Birinci Dünya Harbinden sonra, Osmanlı’dan kopartılan Irak İngiltere’nin, Suriye Fransa’nın mandası haline geldi.
Irak, 3 Ekim 1932’de İngiltere mandasından ayrılarak bağımsızlığını ilan ederken, Suriye’nin bağımsızlık ilanı ancak 1944’te gerçekleşebildi.
Suriye ile birlikte Hatay da Fransa’nın mandası durumunda idi. Bilâhare Bağımsız Hatay Cumhuriyeti’ne dönüştü. Nihayet, 85 yıl evvel bugün (23 Temmuz 1939) itibariyle Hatay resmen Türkiye’ye bağlandı. Aynı gün, Fransa bayrağı indirildi, göndere ayyıldızlı Türkiye bayrağı çekildi.
Aynı tarihlerde son derece dikkat çeken bir başka gelişme daha yaşandı. O da şu: Fransız idaresi altındaki Hatay’da 23 Temmuz 1939’a kadar serbestçe okunan Ezân-ı Muhammedî, Türkiye idaresine geçtikten hemen sonra Ezân yasağı başladı. Muhammedî Ezân’ın yerini “Tanrı uludur” şarkısı aldı.
Ne garip bir durum değil mi?
Kitlelerin her daim haykırarak söylemiş olduğu “Bayrak inmez, Ezan susmaz!” sözünün, bir dönem için Hatay’da geçerli olmadığını çoğu kimse bilmiyor. Hatta öyle ki, “Gavur Fransız” yönetiminin dahi susturmadığı Muhammedî Ezânı, bizdeki “Ne mutlu Türküm diyene”ciler, Türkiye geneliyle birlikte Hatay bölgesinde de tâ Haziran 1950’ye kadar susturdular.
*
Hatay’ın resmî statüsü ile ilgili gelişmeleri şu şekilde özetlemek mümkün:
1923’teki Lozan görüşmeleri esnasında, Hatay’ın statüsü üzerinde net bir anlaşmaya varılamadı. Bunun üzerine, Türkiye, Suriye ve Fransa arasında ihtilâflı bir bölge olarak Hatay (Antakya ve çevresi), merkezi Cenevre’de bulunan o zamanki “Milletler Cemiyeti”nin gündemine taşındı. MC ise, Hatay’ın bağımsız bir hükümet şeklinde kalmasına karar verdi.
Bu tarihten sonra, kendi hükümetini teşkil eden Hatay Meclisi, 2 Eylül 1938’de bağımsız ve demokratik bir Cumhuriyet olduğunu ilân etti. Hatay Meclisi, aynı anda Cumhurbaşkanlığına Tayfur Sökmen’i, Başbakanlığa ise Abdurrahman Melek’i getirdi.

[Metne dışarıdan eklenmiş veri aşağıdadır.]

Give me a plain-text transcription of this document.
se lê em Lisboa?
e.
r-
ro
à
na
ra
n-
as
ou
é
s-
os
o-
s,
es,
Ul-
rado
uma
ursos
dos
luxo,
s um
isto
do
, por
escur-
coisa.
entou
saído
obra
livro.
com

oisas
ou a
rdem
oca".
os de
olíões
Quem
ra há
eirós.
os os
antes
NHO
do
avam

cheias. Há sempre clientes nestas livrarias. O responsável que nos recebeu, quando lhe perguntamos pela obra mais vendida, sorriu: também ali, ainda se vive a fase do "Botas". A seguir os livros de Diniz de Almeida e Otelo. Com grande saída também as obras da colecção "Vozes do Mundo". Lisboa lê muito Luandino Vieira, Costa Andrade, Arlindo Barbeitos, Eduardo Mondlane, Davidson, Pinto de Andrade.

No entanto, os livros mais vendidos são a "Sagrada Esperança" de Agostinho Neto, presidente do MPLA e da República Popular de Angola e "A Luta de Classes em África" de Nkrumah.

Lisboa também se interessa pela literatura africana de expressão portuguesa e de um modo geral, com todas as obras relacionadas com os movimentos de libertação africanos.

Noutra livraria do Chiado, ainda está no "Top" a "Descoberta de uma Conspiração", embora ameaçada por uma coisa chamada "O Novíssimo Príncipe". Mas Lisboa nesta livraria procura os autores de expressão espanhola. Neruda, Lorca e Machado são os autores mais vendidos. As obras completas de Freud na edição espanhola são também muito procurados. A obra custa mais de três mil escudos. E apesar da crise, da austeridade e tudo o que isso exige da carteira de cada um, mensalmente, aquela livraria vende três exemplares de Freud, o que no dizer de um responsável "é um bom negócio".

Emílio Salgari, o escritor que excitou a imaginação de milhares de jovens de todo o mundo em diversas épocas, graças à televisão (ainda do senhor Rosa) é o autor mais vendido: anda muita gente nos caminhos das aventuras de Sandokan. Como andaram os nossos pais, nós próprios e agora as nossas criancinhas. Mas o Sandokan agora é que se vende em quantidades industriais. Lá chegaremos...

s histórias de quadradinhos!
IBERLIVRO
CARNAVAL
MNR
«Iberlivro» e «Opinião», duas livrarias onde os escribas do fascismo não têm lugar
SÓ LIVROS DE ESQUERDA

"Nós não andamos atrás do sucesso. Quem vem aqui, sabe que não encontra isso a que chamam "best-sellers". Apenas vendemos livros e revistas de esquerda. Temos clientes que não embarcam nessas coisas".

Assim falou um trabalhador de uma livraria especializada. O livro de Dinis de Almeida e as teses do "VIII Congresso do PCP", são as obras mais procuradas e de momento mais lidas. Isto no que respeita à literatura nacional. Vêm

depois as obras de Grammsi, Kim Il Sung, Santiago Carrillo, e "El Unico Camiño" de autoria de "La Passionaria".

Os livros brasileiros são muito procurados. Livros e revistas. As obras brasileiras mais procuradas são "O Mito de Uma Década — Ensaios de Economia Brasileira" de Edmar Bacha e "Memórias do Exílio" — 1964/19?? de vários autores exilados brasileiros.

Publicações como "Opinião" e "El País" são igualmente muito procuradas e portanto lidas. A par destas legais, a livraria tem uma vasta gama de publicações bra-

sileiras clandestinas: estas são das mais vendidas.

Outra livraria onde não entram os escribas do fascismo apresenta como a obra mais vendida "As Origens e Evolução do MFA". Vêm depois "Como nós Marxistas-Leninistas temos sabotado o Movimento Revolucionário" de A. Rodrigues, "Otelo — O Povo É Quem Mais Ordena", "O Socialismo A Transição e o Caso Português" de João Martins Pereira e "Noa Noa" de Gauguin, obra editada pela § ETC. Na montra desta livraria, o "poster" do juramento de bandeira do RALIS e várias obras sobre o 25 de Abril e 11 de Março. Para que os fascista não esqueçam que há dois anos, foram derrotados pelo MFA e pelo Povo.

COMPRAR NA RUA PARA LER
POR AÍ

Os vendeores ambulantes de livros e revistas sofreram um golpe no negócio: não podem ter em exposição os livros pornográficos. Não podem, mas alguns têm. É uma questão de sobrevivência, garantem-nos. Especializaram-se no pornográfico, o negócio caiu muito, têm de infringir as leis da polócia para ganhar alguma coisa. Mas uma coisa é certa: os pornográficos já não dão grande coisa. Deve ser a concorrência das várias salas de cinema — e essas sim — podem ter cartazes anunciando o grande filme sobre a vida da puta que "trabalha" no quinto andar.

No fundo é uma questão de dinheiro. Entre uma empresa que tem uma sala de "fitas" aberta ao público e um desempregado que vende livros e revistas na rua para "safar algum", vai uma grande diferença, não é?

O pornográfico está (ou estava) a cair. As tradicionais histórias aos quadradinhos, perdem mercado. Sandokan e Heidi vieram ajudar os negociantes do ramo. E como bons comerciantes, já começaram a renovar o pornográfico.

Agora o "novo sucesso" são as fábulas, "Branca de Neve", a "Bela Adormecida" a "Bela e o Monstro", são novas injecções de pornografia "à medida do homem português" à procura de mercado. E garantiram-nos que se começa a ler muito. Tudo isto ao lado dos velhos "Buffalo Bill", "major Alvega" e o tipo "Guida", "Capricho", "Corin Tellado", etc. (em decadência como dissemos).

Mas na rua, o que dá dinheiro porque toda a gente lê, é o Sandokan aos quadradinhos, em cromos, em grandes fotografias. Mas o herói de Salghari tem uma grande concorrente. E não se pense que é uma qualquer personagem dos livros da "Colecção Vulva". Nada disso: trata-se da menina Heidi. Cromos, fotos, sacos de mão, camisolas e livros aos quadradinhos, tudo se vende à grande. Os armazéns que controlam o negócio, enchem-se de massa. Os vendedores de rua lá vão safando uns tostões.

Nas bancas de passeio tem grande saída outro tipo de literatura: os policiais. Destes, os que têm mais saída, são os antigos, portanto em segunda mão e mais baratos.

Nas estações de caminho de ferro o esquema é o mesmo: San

40 kişilik Hatay Parlamentosunun ekseriyetini Türkler teşkil ediyordu. Bu sebeple, her yönüyle Türkiye’ye bir yakınlık hâsıl oluyordu.
Hatay’ın o zamanki 240 bine yakın nüfusunu, Araplar, Türkler, Rumlar, Ermeniler ve Yahudiler teşkil ediyordu.
16 Şubat 1939 günü yapılan toplantıda Türkiye Cumhuriyeti kànunları Hatay kànunu olarak aynen kabul edildi.
Fransa’nın bölgedeki nüfuzu, Avrupa’da İkinci Dünya Savaşının sancıları yaşandığı esnada kırılmaya başladı. Fransa’nın çekip gitmesiyle, Hatay Meclis’i de Türkiye’ye bir adım daha yakınlaşma fırsatını buldu.
Nihayet, 29 Haziran 1939’da Meclisinin almış olduğu kararla, Hatay bütünüyle Türkiye’ye katılmış oldu. Hatay Cumhuriyeti’nin Türkiye’ye resmî olarak devir–teslim işlemi 23 Temmuz 1939 günü gerçekleşti.

Sakarya-Mudurnu’da zelzele
Tarih boyunca küçüklü-büyüklü pek çok depreme sahne olan Sakarya havalisinde, 1967 yılı 22 Temmuz günü akşama doğru şiddetli ve yıkıcı bir deprem meydana geldi. Deprem üssünün Mudurnu olduğu tesbit edildi.
6.8 büyüklüğündeki sarsıntı ile birlikte, Adapazarı şehir merkezinin yanı sıra, ayrıca Sapanca, Geyve, Pamukova, Akyazı ve civarında da etkili olan zelzelede 90 civarında can kaybı yaşandığı anlaşıldı.
Buralarda birçok betonarme bina yıkıldı, ahşap evlerde çökme, yollarda yarıklar-çatlaklıklar meydana geldi. Yıkılan, yahut büyük hasar gören bina sayısı 7116 olarak belirlenmiş oldu.